Password program / general programming questions

So, I just decided to try picking up C++ programming as a hobby. I took a Java-based programming class back in high school, so I have a general idea what I'm doing (or so I think).
The program i made runs, but
A) it's very sloppy-looking (and I apologize for that).

B) it's really not practical "as-is" -- I would really like the password to be stored somewhere outside of this program. I'm not really sure how to do external references (or, if it's possible).
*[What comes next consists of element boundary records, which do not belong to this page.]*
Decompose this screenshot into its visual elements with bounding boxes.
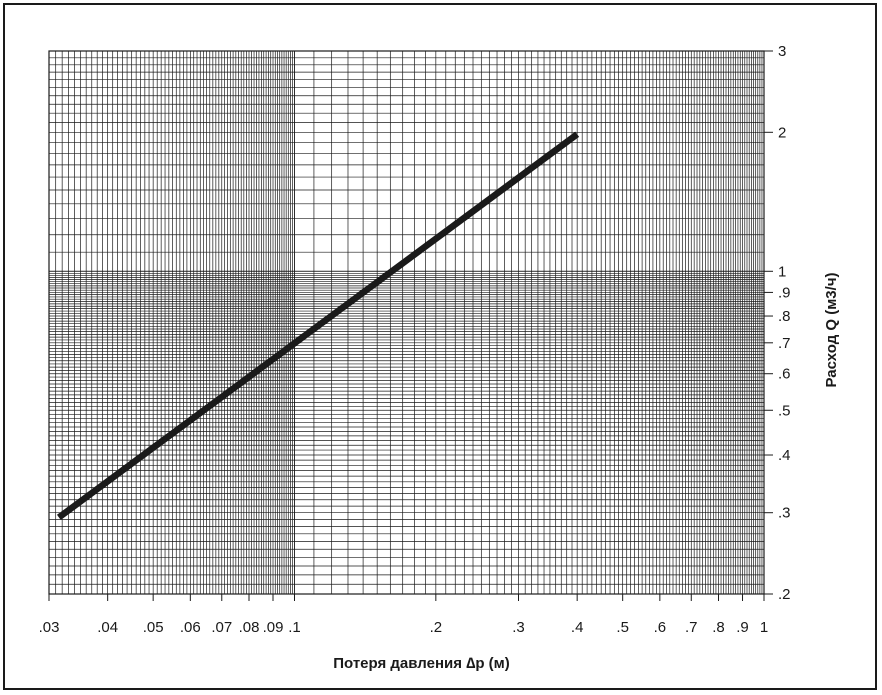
x-tick-label: .4 (571, 619, 584, 636)
x-tick-label: .6 (654, 619, 667, 636)
chart-frame (3, 3, 877, 690)
x-tick-label: .9 (736, 619, 749, 636)
x-tick-label: .03 (39, 619, 60, 636)
tick-marks (48, 50, 773, 601)
series-layer (56, 131, 580, 521)
y-tick-label: 3 (778, 43, 786, 60)
x-tick-label: .3 (512, 619, 525, 636)
x-tick-label: .09 (263, 619, 284, 636)
x-tick-label: .5 (616, 619, 629, 636)
x-tick-label: .07 (211, 619, 232, 636)
x-tick-label: .06 (180, 619, 201, 636)
y-tick-label: .6 (778, 366, 791, 383)
y-axis-title: Расход Q (м3/ч) (823, 272, 840, 387)
x-tick-label: .08 (239, 619, 260, 636)
x-tick-label: .1 (288, 619, 301, 636)
x-tick-label: .7 (685, 619, 698, 636)
y-tick-label: .9 (778, 284, 791, 301)
y-tick-label: .8 (778, 308, 791, 325)
y-tick-label: .2 (778, 586, 791, 603)
x-tick-label: .8 (712, 619, 725, 636)
y-tick-label: .7 (778, 335, 791, 352)
series-line (56, 131, 580, 521)
grid (48, 50, 765, 595)
x-tick-label: .2 (430, 619, 443, 636)
x-tick-labels: .03 .04 .05 .06 .07 .08.09.1 .2 .3 .4 .5 .6 .7 .8 .9 1 (39, 619, 769, 636)
y-tick-label: .3 (778, 505, 791, 522)
y-tick-label: .5 (778, 402, 791, 419)
x-tick-label: .05 (143, 619, 164, 636)
y-tick-label: 2 (778, 124, 786, 141)
x-axis-title: Потеря давления ∆p (м) (333, 655, 510, 672)
y-tick-labels: .2 .3 .4 .5 .6 .7 .8 .9 1 2 3 (778, 43, 791, 603)
x-tick-label: .04 (97, 619, 118, 636)
plot-border (48, 50, 765, 595)
x-tick-label: 1 (760, 619, 768, 636)
y-tick-label: 1 (778, 263, 786, 280)
y-tick-label: .4 (778, 447, 791, 464)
I'd love help w/ the "password" reference. I would really appreciate any general comments/critiques for how to make my programs look nicer/make more sense to viewers.
___________

Code:

//"Password program"
//this is a simple program I am using mostly just to learn/practice C++
// someday I might actually use this to pass-protect stuff maybe? (idk)

#include <iostream>

using namespace std;

int main()
{
    string password = "Pass";  //I really want to find a way to recover this variable
                               //from some remote file/program/class named "Server"
    string entry;

	cout << "\n Welcome ";
	cout << "\n Please enter your password \n";
cout<< "password:";
getline(cin, entry, '\n');
while(entry != password)
  {
   cout <<"Invalid password, \n Please re-enter your password. \n";
 getline(cin, entry, '\n');
  }

cout << "Verifying... Welcome \n";  //This would be pared with an if statement
                                // so as to either begin or exit a program

return 0;
}

I don't think I really phrased my questions effectively:

I want to make this program useful (if only for self-justification :-P). It seems to me, that a program designed to provide security is worthless if the password is clearly visible in the source code.

A) can I store the variable "password" in some other file?
-While searching this topic on the internet, the variable reference "extern" came up, but i have no idea how to use it--do I need the external file's pathway or anything?
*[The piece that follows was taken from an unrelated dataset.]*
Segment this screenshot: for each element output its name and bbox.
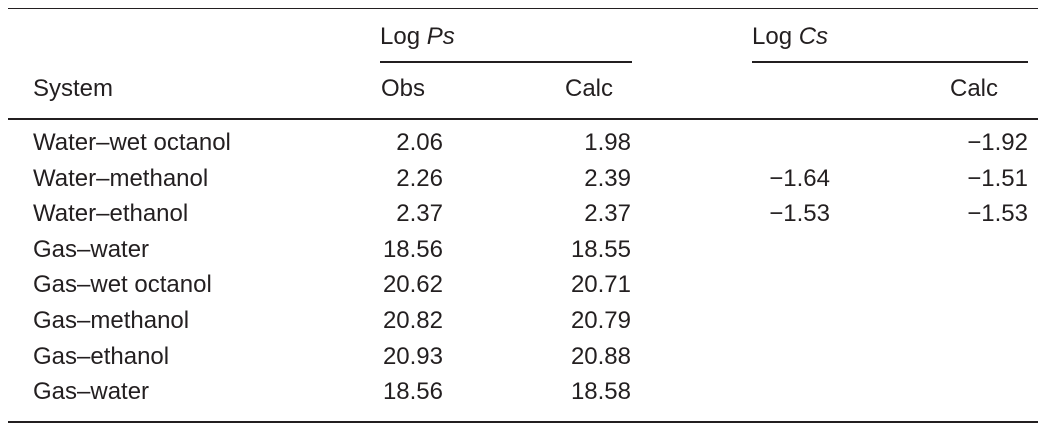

B) I don't know much about encryption, but could I just encrypt the entire program (to be decrypted upon opening) ?
-If so, does this really provide security?


C) I know I need to learn more syntax in order to write real programs-- If what I have coded/suggested is completely illogical, should I just go back to the online tutorials and try to keep taking "hello world" baby-steps?

> A) can I store the variable "password" in some other file?
Of course - how do you think everyone else stores the password file?

You would store the encrypted password in the password file, then encrypt the user password inside your program, then compare the two.

> If so, does this really provide security?
It'll stop the kiddie with the hex viewer and no other clue, but if someone wants it badly enough and has the skills, it's no defence at all.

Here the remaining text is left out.